Trucking Accidents and Drowsy Driving

The Insurance Institute for Highway Safety (IIHS) reported that in 2008, around 4,000 people died in trucking accidents. Trucking accidents mostly involve large trucks such as tractor-trailers, single-unit trucks, and it accounts for as much as 11 percent of all motor vehicle crash deaths.

Large trucks also have higher fatal crash rates per mile traveled than passenger vehicles. Since trucks are 20-30 times bigger and heavier than ordinary cars, crashes involving both vehicles yield a 69 percent fatality rate for passenger vehicle occupants.

While trucking accidents may occur due to adverse weather conditions or even vehicle defects, a large factor for truck crashes is drowsy driving. The IIHS claimed that a truck driver’s long work hours of driving (more than 8 hours) which causes sleep deprivation and fatigue increased the risk of a trucking accident twice as much. The following are other causes of drowsy driving:

  • Sleep loss
  • Erratic/shifting driving hours
  • Driving for a long without taking a break
  • Use of sedatives or medicines that cause drowsiness
  • Sleep disorders
  • Alcohol-use

Aside from the obvious danger of falling asleep at the wheel and running off the road, if a driver is drowsy or fatigued, lapses of attention are more likely to occur and the driver may not be quick enough to react or avoid to a road hazard and crash.

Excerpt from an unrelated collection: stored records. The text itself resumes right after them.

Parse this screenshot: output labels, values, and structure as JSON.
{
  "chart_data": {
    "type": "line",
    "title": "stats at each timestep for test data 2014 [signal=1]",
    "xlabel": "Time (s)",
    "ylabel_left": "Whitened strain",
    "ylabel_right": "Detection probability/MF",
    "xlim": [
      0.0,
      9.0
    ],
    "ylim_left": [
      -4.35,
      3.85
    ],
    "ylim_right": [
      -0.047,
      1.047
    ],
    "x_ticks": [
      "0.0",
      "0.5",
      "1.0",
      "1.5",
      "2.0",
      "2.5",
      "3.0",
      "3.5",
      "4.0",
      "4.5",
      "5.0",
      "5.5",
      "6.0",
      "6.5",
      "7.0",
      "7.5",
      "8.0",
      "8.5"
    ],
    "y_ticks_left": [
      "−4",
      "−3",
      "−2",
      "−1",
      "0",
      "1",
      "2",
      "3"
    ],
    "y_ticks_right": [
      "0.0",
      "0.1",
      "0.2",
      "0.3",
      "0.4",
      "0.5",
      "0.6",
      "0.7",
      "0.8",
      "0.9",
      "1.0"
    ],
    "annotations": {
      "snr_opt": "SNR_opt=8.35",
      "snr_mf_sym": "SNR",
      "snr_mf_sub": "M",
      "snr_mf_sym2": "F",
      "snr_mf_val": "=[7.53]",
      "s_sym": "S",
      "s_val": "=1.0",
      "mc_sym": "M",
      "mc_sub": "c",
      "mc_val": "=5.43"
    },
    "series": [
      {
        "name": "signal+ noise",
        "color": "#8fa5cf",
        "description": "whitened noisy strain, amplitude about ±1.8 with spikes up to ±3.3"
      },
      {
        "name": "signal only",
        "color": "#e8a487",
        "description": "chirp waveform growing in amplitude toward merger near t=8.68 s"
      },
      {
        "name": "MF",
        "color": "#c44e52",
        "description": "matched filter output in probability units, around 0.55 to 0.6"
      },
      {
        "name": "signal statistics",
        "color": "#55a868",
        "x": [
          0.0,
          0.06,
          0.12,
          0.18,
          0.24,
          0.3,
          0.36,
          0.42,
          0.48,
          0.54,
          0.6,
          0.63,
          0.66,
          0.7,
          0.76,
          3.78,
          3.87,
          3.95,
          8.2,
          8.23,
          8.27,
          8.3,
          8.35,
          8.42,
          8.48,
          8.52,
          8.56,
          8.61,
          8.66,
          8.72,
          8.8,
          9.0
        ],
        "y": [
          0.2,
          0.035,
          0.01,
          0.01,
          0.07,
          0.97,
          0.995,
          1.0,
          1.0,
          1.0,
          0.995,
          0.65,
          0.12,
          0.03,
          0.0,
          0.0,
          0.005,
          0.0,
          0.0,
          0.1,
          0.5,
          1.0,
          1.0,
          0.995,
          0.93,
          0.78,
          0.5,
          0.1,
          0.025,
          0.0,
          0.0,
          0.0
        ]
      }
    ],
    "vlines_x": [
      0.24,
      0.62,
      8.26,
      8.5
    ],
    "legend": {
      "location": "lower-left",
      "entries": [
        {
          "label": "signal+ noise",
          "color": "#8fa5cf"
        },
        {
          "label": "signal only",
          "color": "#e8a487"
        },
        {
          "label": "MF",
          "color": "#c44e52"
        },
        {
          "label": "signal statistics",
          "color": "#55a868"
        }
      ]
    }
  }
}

Drowsy driving was actually likened to drunk driving. A study in Australia showed that being awake for 18 hours result to an impairment equal to a blood alcohol concentration (BAC) of .05 percent. If the driver is awake for more than 24 hours, his impairment is equivalent to a BAC of.10 percent, higher that the US legal limit of .08 percent.

If you or your family was involved in a crash with large truck and you had no fault or negligence, consult a trucking accident attorney. Aside from the holding the driver of the truck liable for any injury or death which may have occurred due to the accident, a claim for damages may be filed the owners or employers of the truck drivers.

Under the law, both the employer and the employee driver are required to exercise diligence in hiring as well as driving the truck. Failure of either party to do such (i.e. employer failed to check on the driver’s license or training or driver was drunk) entitled the victims of the trucking accident to recover any expenses lost due to their negligence.